Look at me when I talking to you


“I’ve been finding it harder and harder to concentrate on words, sentences, paragraphs. Let alone chapters. Chapters often have page after page of paragraphs. It just seems such an awful lot of words to concentrate on, on their own, without something else happening. […]

When the people at the New Yorker can’t concentrate long enough to listen to a song all the way through, how are books to survive? […]

It makes me feel vaguely dirty, reading my phone with my daughter doing something wonderful right next to me, like I’m sneaking a cigarette. Or a crack pipe. […]
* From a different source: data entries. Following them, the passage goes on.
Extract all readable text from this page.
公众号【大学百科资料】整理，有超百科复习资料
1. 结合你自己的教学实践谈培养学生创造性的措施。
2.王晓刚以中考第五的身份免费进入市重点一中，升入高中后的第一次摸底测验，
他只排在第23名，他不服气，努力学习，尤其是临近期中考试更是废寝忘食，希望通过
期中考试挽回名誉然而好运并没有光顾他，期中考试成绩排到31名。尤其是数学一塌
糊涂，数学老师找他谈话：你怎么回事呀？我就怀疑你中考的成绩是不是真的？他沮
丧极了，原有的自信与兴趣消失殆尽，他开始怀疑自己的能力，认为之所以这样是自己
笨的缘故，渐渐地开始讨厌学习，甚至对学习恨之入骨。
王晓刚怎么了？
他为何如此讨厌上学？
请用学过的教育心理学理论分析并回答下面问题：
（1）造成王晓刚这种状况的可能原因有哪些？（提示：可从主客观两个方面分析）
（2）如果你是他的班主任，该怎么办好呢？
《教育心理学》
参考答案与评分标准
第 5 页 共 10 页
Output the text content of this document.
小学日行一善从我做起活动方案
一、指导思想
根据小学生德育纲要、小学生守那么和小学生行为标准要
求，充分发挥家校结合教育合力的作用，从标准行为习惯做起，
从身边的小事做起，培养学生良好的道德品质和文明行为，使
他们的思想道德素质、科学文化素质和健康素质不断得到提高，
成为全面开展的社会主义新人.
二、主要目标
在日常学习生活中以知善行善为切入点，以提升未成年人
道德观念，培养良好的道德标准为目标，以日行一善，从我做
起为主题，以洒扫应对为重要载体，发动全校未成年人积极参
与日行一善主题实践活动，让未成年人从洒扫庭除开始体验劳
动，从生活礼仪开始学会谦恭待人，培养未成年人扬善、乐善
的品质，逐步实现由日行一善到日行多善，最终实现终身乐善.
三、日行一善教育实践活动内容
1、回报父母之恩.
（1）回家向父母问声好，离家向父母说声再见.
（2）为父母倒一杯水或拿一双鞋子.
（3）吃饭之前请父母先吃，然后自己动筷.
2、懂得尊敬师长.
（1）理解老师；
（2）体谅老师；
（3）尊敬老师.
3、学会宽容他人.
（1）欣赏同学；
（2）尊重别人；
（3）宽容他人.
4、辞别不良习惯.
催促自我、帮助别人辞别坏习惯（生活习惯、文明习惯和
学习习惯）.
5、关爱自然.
One time I was reading on my phone while my older daughter, the four-year-old, was trying to talk to me. I didn’t quite hear what she had said, and in any case… She grabbed my face in her two hands, pulled me towards her. “Look at me,” she said, “when I’m talking to you.” She is right. I should. […]

Spending time with friends, or family, I often feel a soul-deep throb coming from that perfectly engineered wafer of stainless steel and glass and rare earth metals in my pocket. Touch me. Look at me. You might find something marvelous. […]”

Hugh McGuire, Why Can’t We Read Anymore?

Don’t miss how McGuire changes and his explanation on why books are important.  Full post here.

Photo Source: Choi Moi


  1. I think all our kids have said that same sentence once or twice! Its a good reminder to be present 🙂

    Liked by 1 person

  2. We have become a society of multi-taskers who don’t get anything done. Addiction cycles are tough to break. We need to put the devices, or Da- “Vices” as they say in Da Bronx, down.

    Liked by 1 person

  3. Why can’t we read anymore? We can’t write either.

    Liked by 2 people

  4. Yes, this does drive me crazy. Even at times where I don’t want to have a conversation I try really hard to pull myself away from what I am doing and give the person the attention they deserve.

    Liked by 1 person

  5. So much to read so little time to comprehend. So much to hear so little time to listen. So much to say so little time to write it. To do some things good is better that doing just the big busy! Smell the roses and let our lives have true meaning. Great post!

    Liked by 1 person

  6. I’ve watched this tuning out getting worse and worse over the last few years. So much for communication!

    Liked by 1 person

  7. This was a punch to the gut. I see this in public all the time–parents sacrificing precious time with children (or one another!) in favor of staring at a little glowing screen. It’s starting to really, really bother me….

    Liked by 2 people

  8. Christie says:

    Poignant & telling…I am thankful that his child got his attention. She depends on him and he models to her, her importance to him and alas the world at large. He learned of the importance of being present and hands on in the life of his children. What he was doing when he was disengaged with his child is what I call “arm chair” parenting..

    Liked by 1 person

  9. On the button this is a major issue – I believe

    Liked by 2 people

  10. It looks to me like the reader has the goose-bumps..which is awesome, I wonder what she is reading, I want to read it too…

    Liked by 1 person

  11. Reading is a great leisure time activity; if you have that time.
    But rather than reading someone else’s book, write your own. Do it by living a more selfless life for those who are a part of it. Allow your family and friends the attention they seek from you. Whether you think you have great value or not, the answer to that question is in their seeking you.
    Most novels have a hero. Your loved ones may likely be in need of one. Why not let it be you. From cover to cover the most important book you will come to know is written in your heart.

    Liked by 1 person

  12. I got my first smart phone last week. At once, I feel like a “real” person and completely duped. My goal is to use it like I used my “dumb” phone–just with a bigger screen. I know this is foolish-talk, but I can hope.

    Liked by 1 person

  13. interesting twist. what a parent used to say to a distracted child.

    Liked by 1 person

  14. Reblogged this on Makere's Blog and commented:
    Look at me when I am talking to you. LOOK AT ME.

    Liked by 1 person

  15. Reblogged this on John Persch and commented:
    Brilliant thoughts by Hugh McGuire “Look at me when I am talking to you.” And a great compilation by David Kanigan.

    Liked by 1 person

  16. Reblogged this on my blog. Thank you, David, for sharing thi.